This article appeared in The Boston Globe. Elaine Varelas is Chairman of the Board for Career Partners International and Managing Partner of Keystone Partners.
Q. I will be leaving a job where we use flextime for our time off. All of our days off come from the same pool, be it holidays, sick leave, vacation, etc. I have accumulated nearly 900 hours [about 23 weeks] in my flextime pool. The written company policy is that if I give my employer four weeks’ notice, I am entitled to cash out a maximum of four weeks of flextime.
Is this legal? If not, what kind of recourse do I have to ensure compensation? Can I take the number of hours that I will forfeit by virtue of leaving as a capital loss on my taxes? My effective pay rate is more than $40 an hour. That means I am forfeiting nearly $30,000.
A. Many organizations have moved into paid time off policies that look like yours.

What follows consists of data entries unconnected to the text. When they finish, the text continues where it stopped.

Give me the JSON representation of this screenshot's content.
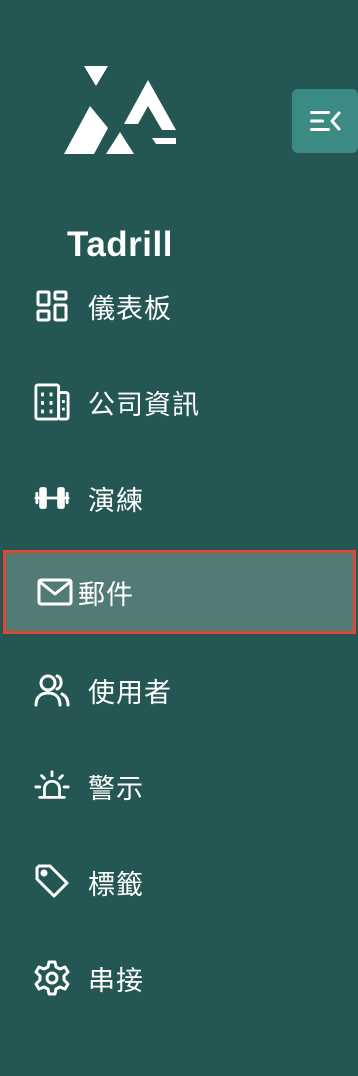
{
  "brand": {
    "name": "Tadrill"
  },
  "header": {
    "collapse_icon": "collapse-menu-icon"
  },
  "nav": {
    "items": [
      {
        "label": "儀表板",
        "icon": "dashboard-icon"
      },
      {
        "label": "公司資訊",
        "icon": "building-icon"
      },
      {
        "label": "演練",
        "icon": "dumbbell-icon"
      },
      {
        "label": "郵件",
        "icon": "mail-icon",
        "active": true
      },
      {
        "label": "使用者",
        "icon": "users-icon"
      },
      {
        "label": "警示",
        "icon": "alarm-icon"
      },
      {
        "label": "標籤",
        "icon": "tag-icon"
      },
      {
        "label": "串接",
        "icon": "settings-icon"
      }
    ]
  },
  "colors": {
    "sidebar_bg": "#245653",
    "active_bg": "#527b77",
    "active_border": "#d84a34",
    "button_bg": "#3b8a83"
  }
}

Different industry sectors have different practices, and the public sector is one of the last that seems to allow people to cash out all of their accumulated time. Based on taxpayer reaction, we may see a change in this practice soon.
I consulted with David Conforto, an attorney at Conforto Law Group in Boston, who said: “According to an advisory opinion issued by the attorney general’s office, employers should designate the amount of hours or days of the leave that are considered vacation time. Vacation time is afforded special protection and considered ‘wages.’

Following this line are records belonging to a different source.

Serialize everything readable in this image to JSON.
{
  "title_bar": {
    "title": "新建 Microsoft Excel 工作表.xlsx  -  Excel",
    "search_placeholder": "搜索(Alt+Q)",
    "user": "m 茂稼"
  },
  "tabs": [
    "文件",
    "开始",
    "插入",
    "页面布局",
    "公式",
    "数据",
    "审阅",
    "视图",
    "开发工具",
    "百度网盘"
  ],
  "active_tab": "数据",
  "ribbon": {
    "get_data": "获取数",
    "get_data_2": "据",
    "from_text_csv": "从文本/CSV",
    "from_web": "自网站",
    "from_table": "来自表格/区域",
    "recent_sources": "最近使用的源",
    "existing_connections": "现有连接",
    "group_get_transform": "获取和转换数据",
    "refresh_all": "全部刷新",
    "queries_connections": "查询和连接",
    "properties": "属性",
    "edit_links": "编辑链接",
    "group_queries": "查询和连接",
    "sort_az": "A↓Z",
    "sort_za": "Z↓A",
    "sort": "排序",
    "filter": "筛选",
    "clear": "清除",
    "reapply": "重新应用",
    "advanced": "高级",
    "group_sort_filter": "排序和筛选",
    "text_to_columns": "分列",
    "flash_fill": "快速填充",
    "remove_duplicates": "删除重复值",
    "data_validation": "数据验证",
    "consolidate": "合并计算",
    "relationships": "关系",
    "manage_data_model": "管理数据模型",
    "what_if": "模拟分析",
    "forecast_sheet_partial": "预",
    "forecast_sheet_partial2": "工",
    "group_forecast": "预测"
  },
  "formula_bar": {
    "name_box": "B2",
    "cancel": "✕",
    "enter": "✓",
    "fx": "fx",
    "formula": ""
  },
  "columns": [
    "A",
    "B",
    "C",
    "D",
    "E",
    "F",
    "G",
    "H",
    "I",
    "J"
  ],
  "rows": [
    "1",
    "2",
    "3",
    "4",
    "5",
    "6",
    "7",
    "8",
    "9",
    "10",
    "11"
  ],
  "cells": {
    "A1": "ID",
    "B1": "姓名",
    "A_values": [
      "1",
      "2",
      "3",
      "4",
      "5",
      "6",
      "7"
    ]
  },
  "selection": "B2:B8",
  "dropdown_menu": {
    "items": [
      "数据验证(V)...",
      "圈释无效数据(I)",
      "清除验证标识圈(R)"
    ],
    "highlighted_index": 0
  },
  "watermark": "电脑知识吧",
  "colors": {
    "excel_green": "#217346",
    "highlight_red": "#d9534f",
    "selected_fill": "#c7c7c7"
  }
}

“The failure to designate which portion of your flextime is vacation could result in all accrued flextime being deemed ‘wages’ under this statute.
“This special protection includes the guarantee of the pay-out of vacation time when you leave a job. But an employer may cap the amount of vacation time an employee may accrue.”
Conforto added, “Regarding the notice issue, the fact that you will lose accrued vacation time if you fail to provide such notice likely violates the wage act.”
A conversation with your human resources benefits staff will most likely shed some light on the dollar value of your flextime.